El ser vivo no es perfecto por cuanto cambia; pero el muerto tampoco es perfecto porque le falta la vida.
El lenguaje empleado por hombres que viven y actúan utiliza expresiones comparativas y superlativas al comparar situaciones más o menos satisfactorias. Lo absoluto, en cambio, no alude a estados mejores o peores; es más bien una noción límite; es indeterminable, impensable e inexpresable; una quimera. No hay felicidad plena, ni gentes perfectas, ni eterno bienestar. Pretender describir la vida de Jauja o las condiciones de la existencia angélica implica caer en insolubles contradicciones. Cualquier situación supone limitación e imperfección, esfuerzo por superar problemas; en definitiva, revela la existencia de descontento y malestar.

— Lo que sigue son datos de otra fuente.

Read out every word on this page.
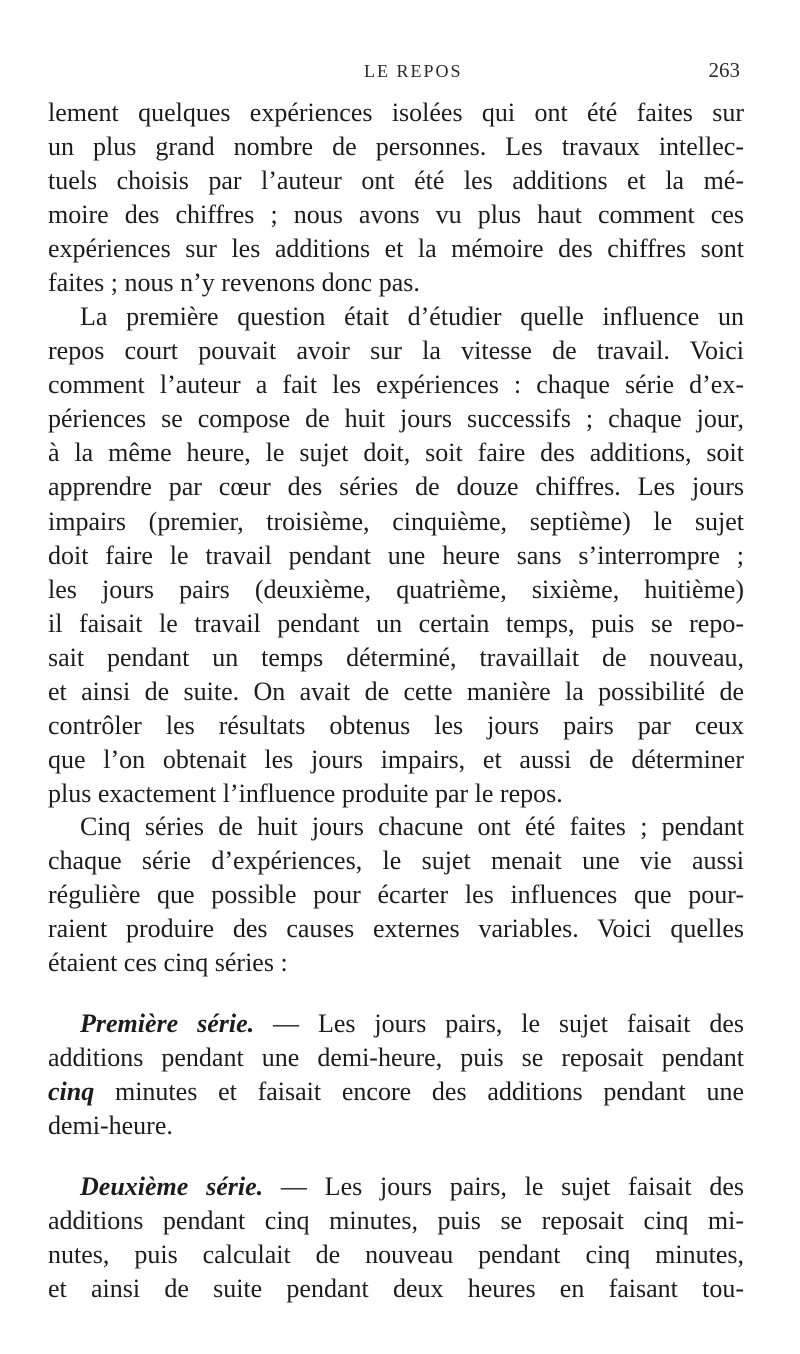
LE REPOS	263
lement quelques expériences isolées qui ont été faites sur
un plus grand nombre de personnes. Les travaux intellec-
tuels choisis par l’auteur ont été les additions et la mé-
moire des chiffres ; nous avons vu plus haut comment ces
expériences sur les additions et la mémoire des chiffres sont
faites ; nous n’y revenons donc pas.
La première question était d’étudier quelle influence un
repos court pouvait avoir sur la vitesse de travail. Voici
comment l’auteur a fait les expériences : chaque série d’ex-
périences se compose de huit jours successifs ; chaque jour,
à la même heure, le sujet doit, soit faire des additions, soit
apprendre par cœur des séries de douze chiffres. Les jours
impairs (premier, troisième, cinquième, septième) le sujet
doit faire le travail pendant une heure sans s’interrompre ;
les jours pairs (deuxième, quatrième, sixième, huitième)
il faisait le travail pendant un certain temps, puis se repo-
sait pendant un temps déterminé, travaillait de nouveau,
et ainsi de suite. On avait de cette manière la possibilité de
contrôler les résultats obtenus les jours pairs par ceux
que l’on obtenait les jours impairs, et aussi de déterminer
plus exactement l’influence produite par le repos.
Cinq séries de huit jours chacune ont été faites ; pendant
chaque série d’expériences, le sujet menait une vie aussi
régulière que possible pour écarter les influences que pour-
raient produire des causes externes variables. Voici quelles
étaient ces cinq séries :
Première série. — Les jours pairs, le sujet faisait des
additions pendant une demi-heure, puis se reposait pendant
cinq minutes et faisait encore des additions pendant une
demi-heure.
Deuxième série. — Les jours pairs, le sujet faisait des
additions pendant cinq minutes, puis se reposait cinq mi-
nutes, puis calculait de nouveau pendant cinq minutes,
et ainsi de suite pendant deux heures en faisant tou-
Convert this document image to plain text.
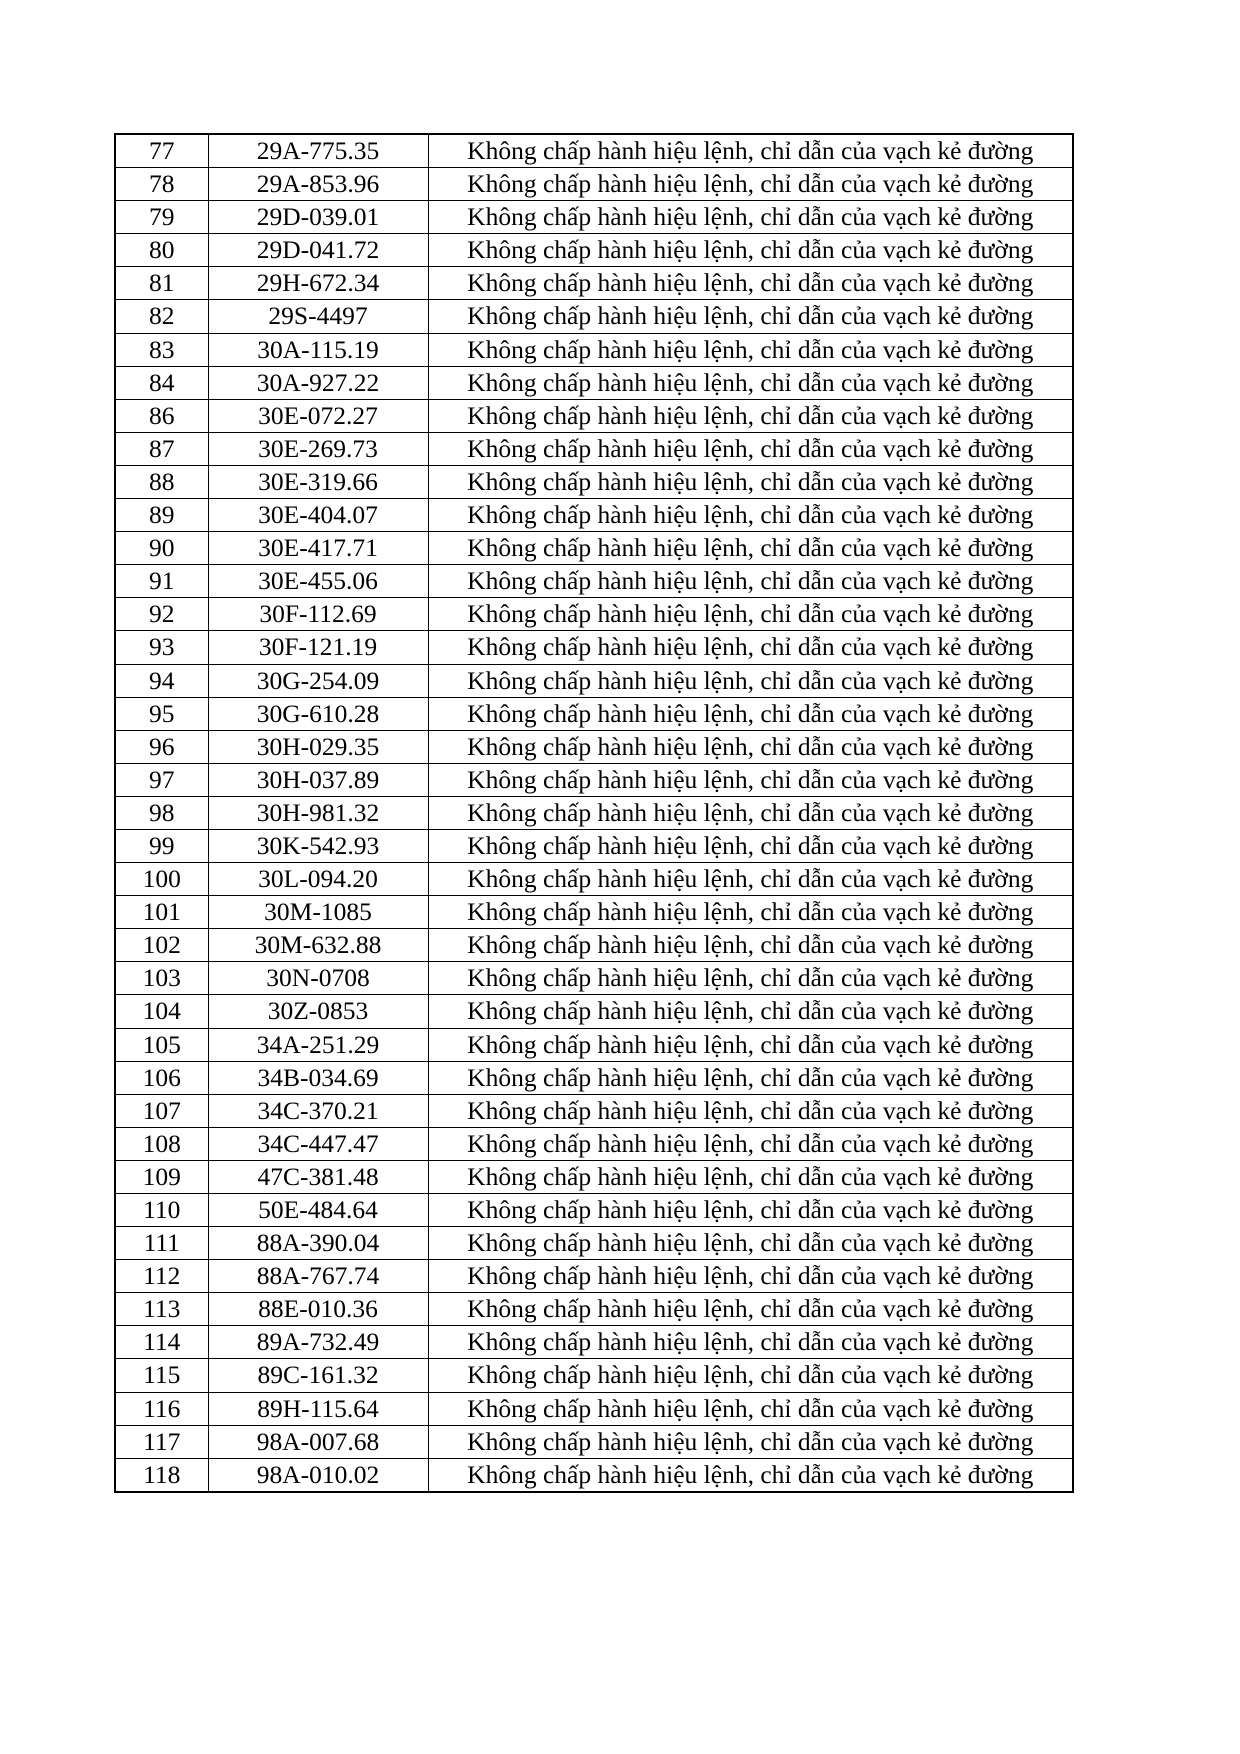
77	29A-775.35	Không chấp hành hiệu lệnh, chỉ dẫn của vạch kẻ đường
78	29A-853.96	Không chấp hành hiệu lệnh, chỉ dẫn của vạch kẻ đường
79	29D-039.01	Không chấp hành hiệu lệnh, chỉ dẫn của vạch kẻ đường
80	29D-041.72	Không chấp hành hiệu lệnh, chỉ dẫn của vạch kẻ đường
81	29H-672.34	Không chấp hành hiệu lệnh, chỉ dẫn của vạch kẻ đường
82	29S-4497	Không chấp hành hiệu lệnh, chỉ dẫn của vạch kẻ đường
83	30A-115.19	Không chấp hành hiệu lệnh, chỉ dẫn của vạch kẻ đường
84	30A-927.22	Không chấp hành hiệu lệnh, chỉ dẫn của vạch kẻ đường
86	30E-072.27	Không chấp hành hiệu lệnh, chỉ dẫn của vạch kẻ đường
87	30E-269.73	Không chấp hành hiệu lệnh, chỉ dẫn của vạch kẻ đường
88	30E-319.66	Không chấp hành hiệu lệnh, chỉ dẫn của vạch kẻ đường
89	30E-404.07	Không chấp hành hiệu lệnh, chỉ dẫn của vạch kẻ đường
90	30E-417.71	Không chấp hành hiệu lệnh, chỉ dẫn của vạch kẻ đường
91	30E-455.06	Không chấp hành hiệu lệnh, chỉ dẫn của vạch kẻ đường
92	30F-112.69	Không chấp hành hiệu lệnh, chỉ dẫn của vạch kẻ đường
93	30F-121.19	Không chấp hành hiệu lệnh, chỉ dẫn của vạch kẻ đường
94	30G-254.09	Không chấp hành hiệu lệnh, chỉ dẫn của vạch kẻ đường
95	30G-610.28	Không chấp hành hiệu lệnh, chỉ dẫn của vạch kẻ đường
96	30H-029.35	Không chấp hành hiệu lệnh, chỉ dẫn của vạch kẻ đường
97	30H-037.89	Không chấp hành hiệu lệnh, chỉ dẫn của vạch kẻ đường
98	30H-981.32	Không chấp hành hiệu lệnh, chỉ dẫn của vạch kẻ đường
99	30K-542.93	Không chấp hành hiệu lệnh, chỉ dẫn của vạch kẻ đường
100	30L-094.20	Không chấp hành hiệu lệnh, chỉ dẫn của vạch kẻ đường
101	30M-1085	Không chấp hành hiệu lệnh, chỉ dẫn của vạch kẻ đường
102	30M-632.88	Không chấp hành hiệu lệnh, chỉ dẫn của vạch kẻ đường
103	30N-0708	Không chấp hành hiệu lệnh, chỉ dẫn của vạch kẻ đường
104	30Z-0853	Không chấp hành hiệu lệnh, chỉ dẫn của vạch kẻ đường
105	34A-251.29	Không chấp hành hiệu lệnh, chỉ dẫn của vạch kẻ đường
106	34B-034.69	Không chấp hành hiệu lệnh, chỉ dẫn của vạch kẻ đường
107	34C-370.21	Không chấp hành hiệu lệnh, chỉ dẫn của vạch kẻ đường
108	34C-447.47	Không chấp hành hiệu lệnh, chỉ dẫn của vạch kẻ đường
109	47C-381.48	Không chấp hành hiệu lệnh, chỉ dẫn của vạch kẻ đường
110	50E-484.64	Không chấp hành hiệu lệnh, chỉ dẫn của vạch kẻ đường
111	88A-390.04	Không chấp hành hiệu lệnh, chỉ dẫn của vạch kẻ đường
112	88A-767.74	Không chấp hành hiệu lệnh, chỉ dẫn của vạch kẻ đường
113	88E-010.36	Không chấp hành hiệu lệnh, chỉ dẫn của vạch kẻ đường
114	89A-732.49	Không chấp hành hiệu lệnh, chỉ dẫn của vạch kẻ đường
115	89C-161.32	Không chấp hành hiệu lệnh, chỉ dẫn của vạch kẻ đường
116	89H-115.64	Không chấp hành hiệu lệnh, chỉ dẫn của vạch kẻ đường
117	98A-007.68	Không chấp hành hiệu lệnh, chỉ dẫn của vạch kẻ đường
118	98A-010.02	Không chấp hành hiệu lệnh, chỉ dẫn của vạch kẻ đường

Cuando la filosofía dejó de interesarse por lo absoluto aparecieron los autores de utopías insistiendo en el sofisma. Divagaban dichos escritores en torno a sociedades pobladas por hombres perfectos, regidas por gobernantes no menos angélicos, sin advertir que el Estado, es decir, el aparato social de compulsión y coerción, es una institución montada precisamente para hacer frente a la imperfección humana, domeñando, con penas aflictivas, a las minorías, al objeto de proteger a la mayoría contra las acciones que pudieran perjudicarla. Pero tratándose de hombres «perfectos», resultarían innecesarias tanto la fuerza como la intimidación. Los utópicos, sin embargo, prefirieron siempre desentenderse de la verdadera naturaleza humana y de las inmodificables circunstancias que informan la vida en este planeta. Godwin aseguraba que, abolida la propiedad privada, el hombre llegaría a ser inmortal[25]. Charles Fourier entreveía los océanos rebosantes de rica limonada en vez de agua salada[26]. Marx pasa enteramente por alto la escasez de los factores materiales de la producción. Trotsky llegó al extremo de proclamar que, en el paraíso proletario, «el hombre medio alcanzará el nivel intelectual de un Aristóteles, un Goethe o un Marx. Y por encima de estas cumbres surgirán nuevas alturas»[27].
La estabilización y la seguridad constituyen las populares quimeras del momento. De ellas nos ocuparemos más adelante.